Correlation Between PD-L2 Expression and Clinical Outcome in Solid Cancer Patients: A Meta-Analysis

Background: Immune checkpoint inhibitors targeting the programmed cell death 1 (PD-1)/programmed cell death ligand 1 (PD-L1) pathway are a paradigm-shifting cancer therapy. Programmed cell death ligand 2 (PD-L2) is another ligand of PD-1, but its prognostic significance in solid cancer patients after surgery remains controversial. In this study, we aimed to reveal the prognostic implication of PD-L2 in solid tumors through a meta-analysis.
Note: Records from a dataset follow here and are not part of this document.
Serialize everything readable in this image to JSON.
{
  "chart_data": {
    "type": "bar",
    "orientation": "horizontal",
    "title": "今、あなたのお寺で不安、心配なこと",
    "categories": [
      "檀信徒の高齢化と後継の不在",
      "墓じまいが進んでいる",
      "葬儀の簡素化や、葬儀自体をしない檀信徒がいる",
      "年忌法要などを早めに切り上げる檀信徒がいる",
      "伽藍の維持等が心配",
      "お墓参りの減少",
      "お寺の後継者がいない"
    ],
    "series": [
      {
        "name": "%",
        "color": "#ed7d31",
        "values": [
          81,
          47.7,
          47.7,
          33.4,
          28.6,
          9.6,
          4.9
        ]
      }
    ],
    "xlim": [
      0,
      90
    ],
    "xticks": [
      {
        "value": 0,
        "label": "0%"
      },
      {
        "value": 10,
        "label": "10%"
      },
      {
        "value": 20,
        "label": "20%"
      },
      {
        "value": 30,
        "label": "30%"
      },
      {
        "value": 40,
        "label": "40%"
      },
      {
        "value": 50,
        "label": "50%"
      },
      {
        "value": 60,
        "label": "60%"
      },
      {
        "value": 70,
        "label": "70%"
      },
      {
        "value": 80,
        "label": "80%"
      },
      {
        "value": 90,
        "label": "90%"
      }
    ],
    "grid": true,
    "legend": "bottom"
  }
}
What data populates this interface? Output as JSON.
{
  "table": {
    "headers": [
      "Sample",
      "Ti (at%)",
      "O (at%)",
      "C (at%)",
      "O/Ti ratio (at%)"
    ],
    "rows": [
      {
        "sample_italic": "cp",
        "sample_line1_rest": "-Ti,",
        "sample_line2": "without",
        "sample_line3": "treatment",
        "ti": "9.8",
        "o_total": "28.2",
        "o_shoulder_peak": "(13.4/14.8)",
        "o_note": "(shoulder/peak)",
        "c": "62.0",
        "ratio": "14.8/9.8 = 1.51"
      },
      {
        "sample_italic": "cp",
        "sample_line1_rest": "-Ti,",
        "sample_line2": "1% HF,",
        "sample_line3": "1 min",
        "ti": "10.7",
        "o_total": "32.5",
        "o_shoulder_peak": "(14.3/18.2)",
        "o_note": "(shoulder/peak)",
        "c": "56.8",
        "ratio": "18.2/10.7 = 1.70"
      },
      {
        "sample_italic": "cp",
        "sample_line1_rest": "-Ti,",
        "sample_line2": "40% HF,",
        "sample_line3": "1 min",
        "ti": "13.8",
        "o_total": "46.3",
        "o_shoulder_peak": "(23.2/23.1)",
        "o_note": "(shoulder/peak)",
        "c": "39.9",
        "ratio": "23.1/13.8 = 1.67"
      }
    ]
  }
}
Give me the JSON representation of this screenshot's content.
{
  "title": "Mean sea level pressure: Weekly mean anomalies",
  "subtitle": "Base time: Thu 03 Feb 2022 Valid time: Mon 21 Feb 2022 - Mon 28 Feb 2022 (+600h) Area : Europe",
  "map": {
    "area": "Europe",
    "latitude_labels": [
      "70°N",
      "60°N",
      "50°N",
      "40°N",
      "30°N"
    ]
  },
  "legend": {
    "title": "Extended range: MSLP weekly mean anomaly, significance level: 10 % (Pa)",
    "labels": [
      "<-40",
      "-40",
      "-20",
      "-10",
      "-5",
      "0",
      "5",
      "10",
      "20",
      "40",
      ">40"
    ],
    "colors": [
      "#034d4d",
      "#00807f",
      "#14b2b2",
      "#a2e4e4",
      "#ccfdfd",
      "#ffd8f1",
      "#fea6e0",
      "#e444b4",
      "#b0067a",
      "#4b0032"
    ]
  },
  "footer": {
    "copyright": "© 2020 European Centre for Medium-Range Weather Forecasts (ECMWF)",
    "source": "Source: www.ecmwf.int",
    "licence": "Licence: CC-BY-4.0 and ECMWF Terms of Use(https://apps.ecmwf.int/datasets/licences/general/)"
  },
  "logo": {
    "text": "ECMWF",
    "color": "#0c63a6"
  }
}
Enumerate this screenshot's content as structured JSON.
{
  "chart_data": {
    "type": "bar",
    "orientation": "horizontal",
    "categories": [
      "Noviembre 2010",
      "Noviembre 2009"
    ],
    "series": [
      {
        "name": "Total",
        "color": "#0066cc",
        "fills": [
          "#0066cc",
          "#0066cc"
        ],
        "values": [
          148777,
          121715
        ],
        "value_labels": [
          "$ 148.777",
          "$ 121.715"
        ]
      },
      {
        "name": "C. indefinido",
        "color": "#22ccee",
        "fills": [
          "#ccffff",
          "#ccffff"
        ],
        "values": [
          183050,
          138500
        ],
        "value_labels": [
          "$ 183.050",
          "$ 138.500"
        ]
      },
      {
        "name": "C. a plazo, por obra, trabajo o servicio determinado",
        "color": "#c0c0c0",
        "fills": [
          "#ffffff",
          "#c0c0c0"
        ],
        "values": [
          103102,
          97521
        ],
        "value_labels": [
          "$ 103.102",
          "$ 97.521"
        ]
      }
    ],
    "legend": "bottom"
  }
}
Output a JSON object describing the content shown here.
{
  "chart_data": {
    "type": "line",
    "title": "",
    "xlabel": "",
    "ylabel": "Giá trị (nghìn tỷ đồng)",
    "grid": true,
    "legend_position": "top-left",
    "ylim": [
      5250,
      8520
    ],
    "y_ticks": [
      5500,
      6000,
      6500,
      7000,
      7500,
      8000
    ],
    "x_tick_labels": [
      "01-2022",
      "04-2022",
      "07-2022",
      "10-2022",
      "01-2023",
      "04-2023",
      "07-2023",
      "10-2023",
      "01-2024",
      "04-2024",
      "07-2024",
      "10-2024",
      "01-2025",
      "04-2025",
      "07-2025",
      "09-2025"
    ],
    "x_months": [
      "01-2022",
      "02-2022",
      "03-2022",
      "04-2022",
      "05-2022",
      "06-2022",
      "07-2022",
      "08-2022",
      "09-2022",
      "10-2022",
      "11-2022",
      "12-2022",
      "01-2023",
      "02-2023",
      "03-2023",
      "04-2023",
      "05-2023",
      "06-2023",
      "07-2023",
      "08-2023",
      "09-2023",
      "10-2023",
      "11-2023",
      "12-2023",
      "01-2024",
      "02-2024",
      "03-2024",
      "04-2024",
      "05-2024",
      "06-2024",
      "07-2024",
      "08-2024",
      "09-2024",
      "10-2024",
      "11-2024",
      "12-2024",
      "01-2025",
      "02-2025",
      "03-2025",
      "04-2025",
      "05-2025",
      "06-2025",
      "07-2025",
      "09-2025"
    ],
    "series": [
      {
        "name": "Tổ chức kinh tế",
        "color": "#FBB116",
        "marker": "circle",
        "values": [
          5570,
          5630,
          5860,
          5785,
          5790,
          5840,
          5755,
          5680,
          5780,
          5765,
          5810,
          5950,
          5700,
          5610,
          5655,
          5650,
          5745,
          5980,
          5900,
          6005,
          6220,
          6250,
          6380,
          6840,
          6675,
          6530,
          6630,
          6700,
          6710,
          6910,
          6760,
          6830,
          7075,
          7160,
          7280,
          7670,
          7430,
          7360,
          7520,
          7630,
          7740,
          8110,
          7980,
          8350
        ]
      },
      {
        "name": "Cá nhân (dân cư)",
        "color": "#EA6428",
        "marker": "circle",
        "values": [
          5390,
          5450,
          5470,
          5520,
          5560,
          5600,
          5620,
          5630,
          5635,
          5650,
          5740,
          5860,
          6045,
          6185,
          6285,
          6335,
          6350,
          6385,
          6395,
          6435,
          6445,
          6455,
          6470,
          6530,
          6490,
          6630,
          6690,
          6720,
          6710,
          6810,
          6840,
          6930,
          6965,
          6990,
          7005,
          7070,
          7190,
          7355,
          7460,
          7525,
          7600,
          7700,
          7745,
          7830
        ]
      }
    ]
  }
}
Methods: We searched PubMed, Embase and the Cochrane library for studies reporting the relationship between PD-L2 expression and prognosis or clinicopathological features in solid cancer patients after surgery from inception to January 2018, with language restricted to English. Pooled hazard ratios (HRs) and 95% confidence intervals (CIs) were determined to explore the prognostic value of PD-L2 expression. Odds ratios (ORs) were also calculated to investigate the relationship between PD-L2 expression and clinicopathological parameters.

Results: Sixteen studies incorporating 3,533 patients were included in our meta-analysis. The pooled results revealed that PD-L2 overexpression was a weak negative predictor for overall survival (OS; HR = 1.38, 95% CI = 1.05–1.81, P = 0.021), as well as a strong predictor for poor disease-free survival (DFS)/progression-free survival (PFS) (HR = 1.44, 95% CI = 1.15–1.81, P = 0.001). In subgroup analyses, high PD-L2 expression revealed an unfavorable prognostic prediction for OS in hepatocellular carcinoma (HCC) (HR = 1.60, 95% CI = 1.12–2.29, P = 0.011) and for DFS/PFS in HCC (HR = 1.50, 95%CI = 1.04–2.16, P = 0.031) as well as clear cell renal cell carcinoma (HR = 1.45, 95% CI = 1.03–2.03, P = 0.033). Moreover, PD-L2 expression implied a weak trend toward the presence of lymphatic metastasis (presence vs. absence, OR = 1.61, 95% CI = 0.98–2.65, P = 0.061).

Conclusion: High PD-L2 expression may promote tumor metastasis and predict unfavorable prognosis in solid cancer patients after surgery, especially in HCC.